In contrast, SOKO (a mobile marketplace for indigenous crafts) also provides dramatically increased income for female artisans and strives for wide-ranging impact on other aspects of their lives through company programs. But SOKO lacks the baked-in impact on critical elements of female empowerment beyond jobs and income that come with ventures that are multi-dimensional by their very nature, rather than through add-ons.

“We brought in a number of field experts, ‘girl experts,’ and data scientists to help the companies unravel their impact on girls and identify one key metric they will continue to measure,” says Epstein in his email. “Because our portfolio is focused across sectors, companies will be tracking their impact on girls related to education, contraception, access to clean energy and healthcare, economic inclusion, employment, empowerment, etc. ”
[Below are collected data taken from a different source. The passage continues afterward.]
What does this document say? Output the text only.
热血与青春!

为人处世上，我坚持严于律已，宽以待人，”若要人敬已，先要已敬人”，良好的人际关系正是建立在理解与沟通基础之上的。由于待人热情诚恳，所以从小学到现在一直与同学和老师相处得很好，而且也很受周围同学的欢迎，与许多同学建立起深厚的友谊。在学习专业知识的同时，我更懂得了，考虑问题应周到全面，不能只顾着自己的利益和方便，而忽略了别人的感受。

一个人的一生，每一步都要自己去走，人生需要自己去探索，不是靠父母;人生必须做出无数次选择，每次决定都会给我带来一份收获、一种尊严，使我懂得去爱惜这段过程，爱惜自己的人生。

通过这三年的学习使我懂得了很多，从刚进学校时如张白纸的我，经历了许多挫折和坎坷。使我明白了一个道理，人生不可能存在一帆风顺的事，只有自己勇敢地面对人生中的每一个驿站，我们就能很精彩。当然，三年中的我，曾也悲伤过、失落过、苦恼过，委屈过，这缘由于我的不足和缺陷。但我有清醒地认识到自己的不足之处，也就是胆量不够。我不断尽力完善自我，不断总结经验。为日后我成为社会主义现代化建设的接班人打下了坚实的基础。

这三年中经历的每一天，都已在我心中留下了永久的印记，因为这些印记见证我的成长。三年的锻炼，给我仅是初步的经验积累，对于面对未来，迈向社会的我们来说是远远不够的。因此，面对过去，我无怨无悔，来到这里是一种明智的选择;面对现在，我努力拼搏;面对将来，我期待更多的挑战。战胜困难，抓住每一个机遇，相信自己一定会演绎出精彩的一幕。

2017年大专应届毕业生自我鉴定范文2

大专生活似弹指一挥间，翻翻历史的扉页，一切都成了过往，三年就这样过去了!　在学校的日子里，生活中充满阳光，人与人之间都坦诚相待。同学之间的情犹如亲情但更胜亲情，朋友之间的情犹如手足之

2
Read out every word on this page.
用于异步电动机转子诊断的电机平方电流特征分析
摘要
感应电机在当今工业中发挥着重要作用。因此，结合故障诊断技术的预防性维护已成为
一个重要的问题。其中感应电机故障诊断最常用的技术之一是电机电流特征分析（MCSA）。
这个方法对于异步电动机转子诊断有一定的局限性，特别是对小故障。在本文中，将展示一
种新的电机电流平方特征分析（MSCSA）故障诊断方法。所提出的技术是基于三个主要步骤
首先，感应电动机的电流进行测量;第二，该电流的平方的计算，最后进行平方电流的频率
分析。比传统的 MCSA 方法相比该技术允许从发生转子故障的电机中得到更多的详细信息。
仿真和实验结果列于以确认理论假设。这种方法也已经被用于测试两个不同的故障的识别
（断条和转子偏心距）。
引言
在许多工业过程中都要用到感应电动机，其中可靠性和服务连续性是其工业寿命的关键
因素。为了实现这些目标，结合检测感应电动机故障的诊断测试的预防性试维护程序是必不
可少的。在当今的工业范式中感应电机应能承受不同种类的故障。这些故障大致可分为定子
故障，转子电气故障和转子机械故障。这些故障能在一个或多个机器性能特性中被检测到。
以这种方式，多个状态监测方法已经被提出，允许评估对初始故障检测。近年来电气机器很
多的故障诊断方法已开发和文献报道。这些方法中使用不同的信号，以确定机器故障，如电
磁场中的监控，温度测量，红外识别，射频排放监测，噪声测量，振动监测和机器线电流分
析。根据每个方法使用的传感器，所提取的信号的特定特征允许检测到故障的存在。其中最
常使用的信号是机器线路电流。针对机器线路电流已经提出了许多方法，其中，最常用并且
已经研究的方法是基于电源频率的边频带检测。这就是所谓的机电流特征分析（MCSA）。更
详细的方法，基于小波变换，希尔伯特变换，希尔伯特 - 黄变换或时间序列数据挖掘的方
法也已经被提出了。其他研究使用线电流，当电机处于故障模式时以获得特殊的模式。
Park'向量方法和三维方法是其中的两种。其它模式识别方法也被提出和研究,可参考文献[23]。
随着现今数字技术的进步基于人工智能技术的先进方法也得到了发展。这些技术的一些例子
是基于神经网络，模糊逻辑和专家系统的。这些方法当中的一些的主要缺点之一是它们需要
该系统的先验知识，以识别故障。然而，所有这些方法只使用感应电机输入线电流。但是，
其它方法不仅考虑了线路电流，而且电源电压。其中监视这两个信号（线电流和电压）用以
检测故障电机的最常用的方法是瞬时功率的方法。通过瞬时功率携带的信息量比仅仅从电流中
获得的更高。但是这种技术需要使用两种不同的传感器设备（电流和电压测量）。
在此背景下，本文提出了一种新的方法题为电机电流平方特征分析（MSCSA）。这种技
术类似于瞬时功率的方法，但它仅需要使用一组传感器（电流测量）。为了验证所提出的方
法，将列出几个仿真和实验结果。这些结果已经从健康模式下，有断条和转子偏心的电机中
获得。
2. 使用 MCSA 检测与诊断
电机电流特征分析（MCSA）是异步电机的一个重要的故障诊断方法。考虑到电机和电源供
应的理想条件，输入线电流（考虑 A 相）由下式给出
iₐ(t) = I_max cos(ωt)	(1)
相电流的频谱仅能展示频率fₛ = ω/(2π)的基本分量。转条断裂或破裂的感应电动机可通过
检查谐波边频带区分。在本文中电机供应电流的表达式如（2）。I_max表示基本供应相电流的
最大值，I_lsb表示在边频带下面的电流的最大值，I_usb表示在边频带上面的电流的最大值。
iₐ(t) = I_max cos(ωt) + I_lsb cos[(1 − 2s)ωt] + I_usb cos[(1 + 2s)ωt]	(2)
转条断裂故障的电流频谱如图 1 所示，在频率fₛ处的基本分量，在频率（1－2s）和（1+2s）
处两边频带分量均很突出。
Accelerators can fight girlwashing by moving beyond ‘income as empowerment’ and helping participants track and understand their specific impact on girls in poverty.

Girlwashing puts the impact of perhaps the most powerful insight of the past 20 years in jeopardy. And none of us wants that. Accelerators can play a key role curbing girlwashing and maximizing Girl Effect impact by:

  • Making deep participation by girls in the design and leadership of a venture prerequisite for their selection process;
  • Selecting ventures that acknowledge and respond to systemic barriers;
  • and helping ventures move beyond income generation to multi-dimensional impact they can understand and track.
When it comes to girlwashing, the core question is this: Can you truly leverage the Girl Effect by accelerating ventures that benefit girls without representing, including, and empowering them?
AUTHORS’ NOTE

The venture examples in this piece come from the Nike Foundation / Unreasonable partnership’s innaugural Girl Effect Accelerator, and thank them for being trailblazers. We’re also grateful to Daniel Epstein of the Girl Effect Accelerator, Elizabeth Kraus of MergeLane, and Gerardo Greco of the Gendered Innovation Accelerator launching soon in Sao Paulo, Brazil.